The patient, Rick Sacra, MD, 51, of Massachusetts – the third of four U.S. health care workers infected by the deadly virus in West Africa – arrived Friday at the Nebraska Medical Center in Omaha. He is undergoing treatment in the hospital’s 10-bed isolation unit. Doctors there say they are pleased with his progress. He’s more alert and responsive, Phil Smith, M.D., director of the Nebraska Biocontainment Patient Care Unit, said in a statement Tuesday, the Associated Press reported. The physicians “continue to be encouraged by what we’re seeing up to this point,” Smith said.

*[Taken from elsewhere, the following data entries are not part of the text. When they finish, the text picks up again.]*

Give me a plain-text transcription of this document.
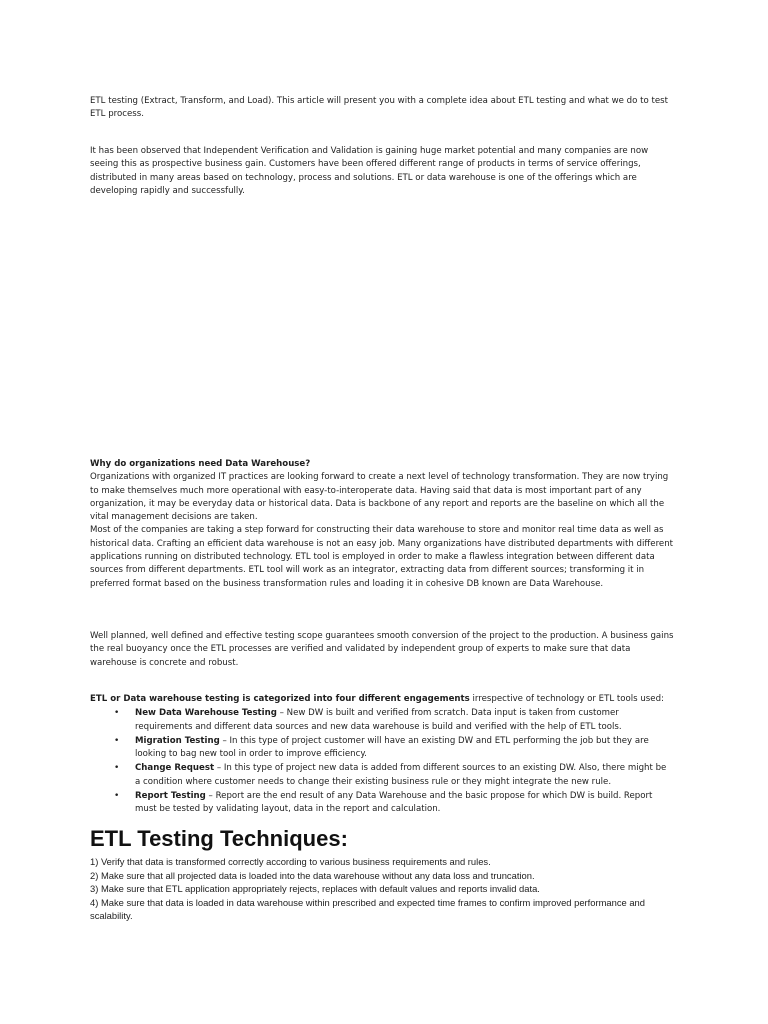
ETL testing (Extract, Transform, and Load). This article will present you with a complete idea about ETL testing and what we do to test ETL process.

It has been observed that Independent Verification and Validation is gaining huge market potential and many companies are now seeing this as prospective business gain. Customers have been offered different range of products in terms of service offerings, distributed in many areas based on technology, process and solutions. ETL or data warehouse is one of the offerings which are developing rapidly and successfully.

Why do organizations need Data Warehouse?

Organizations with organized IT practices are looking forward to create a next level of technology transformation. They are now trying to make themselves much more operational with easy-to-interoperate data. Having said that data is most important part of any organization, it may be everyday data or historical data. Data is backbone of any report and reports are the baseline on which all the vital management decisions are taken.

Most of the companies are taking a step forward for constructing their data warehouse to store and monitor real time data as well as historical data. Crafting an efficient data warehouse is not an easy job. Many organizations have distributed departments with different applications running on distributed technology. ETL tool is employed in order to make a flawless integration between different data sources from different departments. ETL tool will work as an integrator, extracting data from different sources; transforming it in preferred format based on the business transformation rules and loading it in cohesive DB known are Data Warehouse.

Well planned, well defined and effective testing scope guarantees smooth conversion of the project to the production. A business gains the real buoyancy once the ETL processes are verified and validated by independent group of experts to make sure that data warehouse is concrete and robust.

ETL or Data warehouse testing is categorized into four different engagements irrespective of technology or ETL tools used:

• New Data Warehouse Testing – New DW is built and verified from scratch. Data input is taken from customer requirements and different data sources and new data warehouse is build and verified with the help of ETL tools.
• Migration Testing – In this type of project customer will have an existing DW and ETL performing the job but they are looking to bag new tool in order to improve efficiency.
• Change Request – In this type of project new data is added from different sources to an existing DW. Also, there might be a condition where customer needs to change their existing business rule or they might integrate the new rule.
• Report Testing – Report are the end result of any Data Warehouse and the basic propose for which DW is build. Report must be tested by validating layout, data in the report and calculation.
ETL Testing Techniques:

1) Verify that data is transformed correctly according to various business requirements and rules.

2) Make sure that all projected data is loaded into the data warehouse without any data loss and truncation.

3) Make sure that ETL application appropriately rejects, replaces with default values and reports invalid data.

4) Make sure that data is loaded in data warehouse within prescribed and expected time frames to confirm improved performance and scalability.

The fourth American health care worker who became infected with Ebola in West Africa continued his second day of treatment Wednesday at Emory University Hospital in Atlanta. The patient, who was airlifted in on Tuesday, has yet to be identified for privacy reasons. Emory last month successfully treated two other U.S. medical aid workers who had contracted Ebola in Liberia. Kent Brantly, MD, 33, and Nancy Writebol, 59, were flown in from Liberia in August for aggressive treatment at Emory. Both recovered and are no longer contagious. Although Emory released no further details about its new patient, the World Health Organization reported Tuesday that a doctor working in an Ebola treatment center in Sierra Leone had tested positive for the disease and was being evacuated, according to the AP.

In Nebraska, Sacra, who’s a trained family physician from Massachusetts, is receiving an experimental drug that is different from the one Brantly and Writebol received, according to news reports. Brantly and Writebol were treated with the novel medication ZMapp, but it’s not clear whether the drug was key to their recovery.